Blackberry, fig and bourbon punch – recipe by Heather Christo
This is another recipe where peak-season produce would be amazing. However, a recipe like this can give new life to produce that lacks a bit of flavor. Nothing a little sugar and bourbon can’t fix.
Blueberry basil margaritas – recipe by Supergolden Bakes
If you have an abundance of blueberries, this is the perfect excuse for an afternoon drink. One reviewer used 75% blueberries and 25% blackberries and said that was also delicious. (You could also use frozen berries in winter to escape the winter ‘blues’).
Nectarine and ginger lemonade – recipe by Happy and Harried
This recipe is made from fresh-squeezed lemons and a nectarine-ginger simple syrup. Any summer fruit can be used, not just nectarines.
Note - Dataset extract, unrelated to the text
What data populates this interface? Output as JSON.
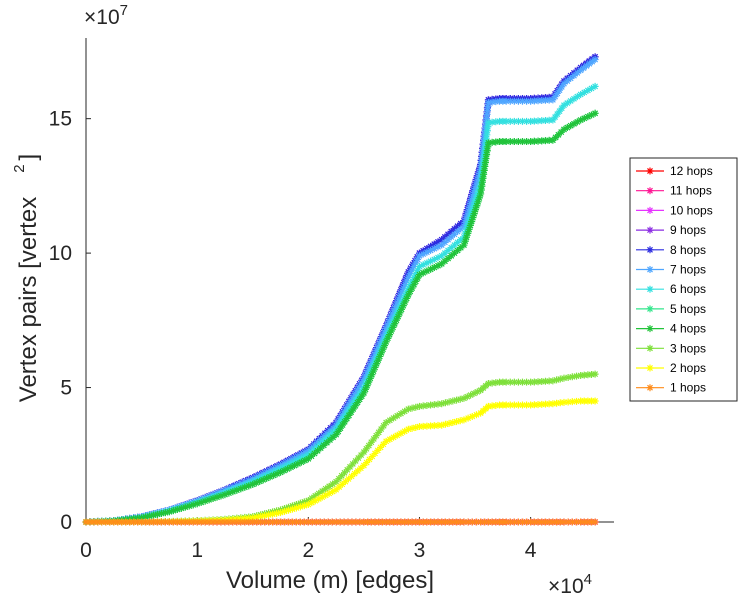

This is another recipe that can use up less-flavorful fruit since it gets cooked down into a syrup.
Raspberry Mojitos – recipe by Heather Christo
Raspberries are so delicate, shipping is really difficult. Fortunately, they are grown across most of the US so you should have luck finding them locally near you. After you get the berries home, store them in the fridge on a paper towel-lined plate to absorb excess moisture. Also separate ones that are purple, as those are past their prime and might mold soon (so just eat them now).
Watermelon mojitos – recipe by Vintage Mixer
A super refreshing drink for a sunny afternoon. Throw the watermelon in a blender with some rum, simple syrup, and lime juice. Add some mint to be fancy, and you’re done.
Plum sauce fig shake – recipe by Mitzy At Home
If you are making this the same day you pick up the fruit, look for ones that are already ripened. Plums will feel soft under gentle pressure when ripe and figs will be plump with slightly wrinkled skin (one of the only fruits where wrinkled skin is a good sign).